Characters don’t exist in isolation. They usually exist in a complex ecosystem of other populations. The Sean Bean population exists alongside the population of Bruce Willises (Willi?) and the population of Nicole Kidmans (Kidmen?) among others. Important data to consider would therefore be how often Sean Beans die in comparison to other populations. If the comparative death rate of Sean Beans is noticeably higher than that of other comparable populations, then this may explain the Sean Bean clog-popping conundrum. Future “research” should focus on this (I can’t be bothered right now).

It was suggested to me by KTBUG (kgwright73) that the popularity of the mode of presentation of Sean Bean would have an impact on the perception of his tendency for pushing up the daisies. It seems feasible Sean Beans die in more popular things and live in less popular things then the public perception would be that of a gentleman prone to leaving his life behind.

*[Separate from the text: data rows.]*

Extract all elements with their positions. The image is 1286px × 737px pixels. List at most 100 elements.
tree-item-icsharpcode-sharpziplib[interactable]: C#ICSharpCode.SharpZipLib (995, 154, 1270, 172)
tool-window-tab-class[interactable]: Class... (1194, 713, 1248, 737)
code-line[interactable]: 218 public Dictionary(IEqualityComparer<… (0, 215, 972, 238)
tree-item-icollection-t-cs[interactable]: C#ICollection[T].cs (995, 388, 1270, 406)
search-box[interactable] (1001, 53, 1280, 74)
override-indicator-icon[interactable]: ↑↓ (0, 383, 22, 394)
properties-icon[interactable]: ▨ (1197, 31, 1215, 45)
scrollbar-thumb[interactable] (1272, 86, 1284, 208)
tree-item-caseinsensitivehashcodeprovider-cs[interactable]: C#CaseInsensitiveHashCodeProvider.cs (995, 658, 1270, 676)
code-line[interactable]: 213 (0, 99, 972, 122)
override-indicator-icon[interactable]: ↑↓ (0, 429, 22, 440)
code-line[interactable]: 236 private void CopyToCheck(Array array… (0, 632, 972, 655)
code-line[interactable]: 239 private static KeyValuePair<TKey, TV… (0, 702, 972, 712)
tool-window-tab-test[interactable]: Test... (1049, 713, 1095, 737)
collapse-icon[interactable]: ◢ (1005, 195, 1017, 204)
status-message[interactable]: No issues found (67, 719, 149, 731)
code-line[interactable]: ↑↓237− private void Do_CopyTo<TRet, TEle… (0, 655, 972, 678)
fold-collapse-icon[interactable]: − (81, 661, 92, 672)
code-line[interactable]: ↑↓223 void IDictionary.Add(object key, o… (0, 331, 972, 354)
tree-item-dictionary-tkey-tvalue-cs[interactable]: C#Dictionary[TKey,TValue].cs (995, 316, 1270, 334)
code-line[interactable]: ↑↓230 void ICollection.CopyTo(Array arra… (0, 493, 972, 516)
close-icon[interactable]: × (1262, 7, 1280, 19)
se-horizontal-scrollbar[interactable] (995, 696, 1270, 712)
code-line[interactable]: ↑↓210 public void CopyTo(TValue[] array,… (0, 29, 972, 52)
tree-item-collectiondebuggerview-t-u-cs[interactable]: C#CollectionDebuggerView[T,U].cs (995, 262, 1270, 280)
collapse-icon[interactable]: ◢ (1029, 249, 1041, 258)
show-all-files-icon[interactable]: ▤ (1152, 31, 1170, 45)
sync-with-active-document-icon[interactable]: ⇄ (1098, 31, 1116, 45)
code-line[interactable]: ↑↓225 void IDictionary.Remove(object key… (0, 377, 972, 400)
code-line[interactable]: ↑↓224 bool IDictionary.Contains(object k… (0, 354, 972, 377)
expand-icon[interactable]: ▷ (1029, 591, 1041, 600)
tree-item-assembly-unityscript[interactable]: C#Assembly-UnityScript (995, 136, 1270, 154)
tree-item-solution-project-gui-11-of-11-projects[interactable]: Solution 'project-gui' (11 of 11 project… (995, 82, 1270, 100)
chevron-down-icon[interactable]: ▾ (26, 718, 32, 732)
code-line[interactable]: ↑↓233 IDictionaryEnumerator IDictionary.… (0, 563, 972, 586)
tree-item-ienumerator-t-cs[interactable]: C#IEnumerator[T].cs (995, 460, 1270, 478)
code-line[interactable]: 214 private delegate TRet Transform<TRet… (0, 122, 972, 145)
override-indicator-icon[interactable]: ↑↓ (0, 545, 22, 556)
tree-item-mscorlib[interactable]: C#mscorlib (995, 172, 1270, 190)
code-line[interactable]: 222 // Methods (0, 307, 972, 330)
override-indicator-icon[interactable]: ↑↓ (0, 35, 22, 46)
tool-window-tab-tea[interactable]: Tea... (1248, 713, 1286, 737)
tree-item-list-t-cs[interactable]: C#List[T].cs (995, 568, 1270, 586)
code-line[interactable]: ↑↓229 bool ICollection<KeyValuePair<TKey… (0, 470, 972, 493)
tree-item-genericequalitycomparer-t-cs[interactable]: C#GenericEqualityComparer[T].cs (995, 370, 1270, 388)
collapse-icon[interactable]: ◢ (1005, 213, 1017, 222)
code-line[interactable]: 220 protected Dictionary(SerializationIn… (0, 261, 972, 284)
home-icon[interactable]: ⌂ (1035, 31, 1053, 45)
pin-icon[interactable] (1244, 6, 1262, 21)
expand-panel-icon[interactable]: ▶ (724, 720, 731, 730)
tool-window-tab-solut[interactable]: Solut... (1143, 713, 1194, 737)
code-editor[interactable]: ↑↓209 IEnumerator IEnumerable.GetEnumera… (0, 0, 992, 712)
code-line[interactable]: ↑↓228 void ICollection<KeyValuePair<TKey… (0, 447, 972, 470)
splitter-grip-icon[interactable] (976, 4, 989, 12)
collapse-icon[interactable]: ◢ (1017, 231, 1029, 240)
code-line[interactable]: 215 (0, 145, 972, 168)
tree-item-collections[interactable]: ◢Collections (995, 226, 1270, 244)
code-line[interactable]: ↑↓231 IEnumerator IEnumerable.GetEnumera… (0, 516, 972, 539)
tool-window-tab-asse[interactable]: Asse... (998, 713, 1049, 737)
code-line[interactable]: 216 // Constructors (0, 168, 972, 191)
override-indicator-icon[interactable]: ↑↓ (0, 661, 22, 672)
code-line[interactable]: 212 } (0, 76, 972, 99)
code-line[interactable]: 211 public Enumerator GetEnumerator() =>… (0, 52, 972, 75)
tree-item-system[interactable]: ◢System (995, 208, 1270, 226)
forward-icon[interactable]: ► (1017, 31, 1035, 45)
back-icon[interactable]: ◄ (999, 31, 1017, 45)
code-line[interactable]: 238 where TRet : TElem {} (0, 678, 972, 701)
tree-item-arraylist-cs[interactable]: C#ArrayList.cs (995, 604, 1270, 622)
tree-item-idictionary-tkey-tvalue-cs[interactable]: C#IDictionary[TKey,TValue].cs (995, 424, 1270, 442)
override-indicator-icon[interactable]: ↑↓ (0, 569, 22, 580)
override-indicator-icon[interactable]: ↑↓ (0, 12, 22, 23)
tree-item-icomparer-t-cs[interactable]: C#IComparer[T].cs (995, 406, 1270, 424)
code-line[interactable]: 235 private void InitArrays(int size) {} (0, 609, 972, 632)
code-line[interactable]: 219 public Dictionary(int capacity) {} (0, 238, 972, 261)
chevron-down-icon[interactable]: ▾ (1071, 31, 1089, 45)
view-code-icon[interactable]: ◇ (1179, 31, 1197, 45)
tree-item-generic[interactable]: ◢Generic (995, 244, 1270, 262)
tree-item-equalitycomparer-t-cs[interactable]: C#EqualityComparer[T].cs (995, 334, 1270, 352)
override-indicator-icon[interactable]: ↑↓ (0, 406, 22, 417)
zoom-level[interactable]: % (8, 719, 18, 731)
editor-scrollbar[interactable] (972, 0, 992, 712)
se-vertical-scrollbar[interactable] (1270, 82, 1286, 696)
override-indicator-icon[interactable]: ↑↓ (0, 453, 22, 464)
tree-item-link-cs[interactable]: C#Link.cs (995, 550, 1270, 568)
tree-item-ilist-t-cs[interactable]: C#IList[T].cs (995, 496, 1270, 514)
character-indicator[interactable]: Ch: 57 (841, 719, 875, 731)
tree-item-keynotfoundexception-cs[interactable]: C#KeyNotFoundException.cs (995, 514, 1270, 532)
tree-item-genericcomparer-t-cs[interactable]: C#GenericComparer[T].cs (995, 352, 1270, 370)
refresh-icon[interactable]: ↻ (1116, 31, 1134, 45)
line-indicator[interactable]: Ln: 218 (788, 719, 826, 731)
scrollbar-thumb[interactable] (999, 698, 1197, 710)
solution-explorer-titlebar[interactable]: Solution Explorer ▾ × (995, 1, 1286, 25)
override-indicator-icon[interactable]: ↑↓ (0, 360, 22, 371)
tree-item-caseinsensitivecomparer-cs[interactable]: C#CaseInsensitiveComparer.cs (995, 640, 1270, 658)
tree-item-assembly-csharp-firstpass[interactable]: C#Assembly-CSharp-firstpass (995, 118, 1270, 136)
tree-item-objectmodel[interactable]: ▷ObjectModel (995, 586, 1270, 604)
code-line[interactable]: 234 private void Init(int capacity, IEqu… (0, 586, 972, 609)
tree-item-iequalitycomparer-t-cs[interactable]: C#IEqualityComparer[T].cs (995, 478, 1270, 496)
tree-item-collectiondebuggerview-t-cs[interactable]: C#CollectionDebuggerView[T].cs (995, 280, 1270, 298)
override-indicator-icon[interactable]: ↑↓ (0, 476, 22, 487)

To this end (where available) I took an average of lifetime box office takings for films where Sean Bean died and films where Sean Bean lived (figure 4).

Figure 4

Figure 4. Average lifetime box office takings by Sean Bean survival.

Figure 4 shows that films where Sean Bean shook hands with the Grim Reaper on average took more at the box office than films where Sean Bean continued respiring. If we use this as a crude measure of popularity (and it is very crude, subject to bias from missing TV shows and films where I simply couldn’t get the info) and impact on cultural awareness, then films where Sean Bean becomes an ex Sean Bean seem to have made a larger cultural impact. This could certainly be at least one source of the idea that Sean Bean always dies.

Please note, I am in no way suggesting that Sean Bean dying in it makes a film popular. As the old saying goes, “Sean Bean’s death correlation, does not prove film popularity causation.” You all know it.

In conclusion it would seem that Sean Bean’s reputation for always dying at the end is somewhat over exaggerated, with a death rate of approximately 40%. Sean Beans are most likely to die from being shot intentionally by a human or from being in the middle of their career trajectory. The Sean Bean Ex-Parrot Meme may be best explained by a high death rate at a time when Sean Beans were likely to be reaching their maximum prevalence in the public eye and by films which feature a Sean Bean death having made a larger cultural impact than films that feature a living Sean Bean at the end. These perceptions feed into confirmation bias. And then Sean Bean died.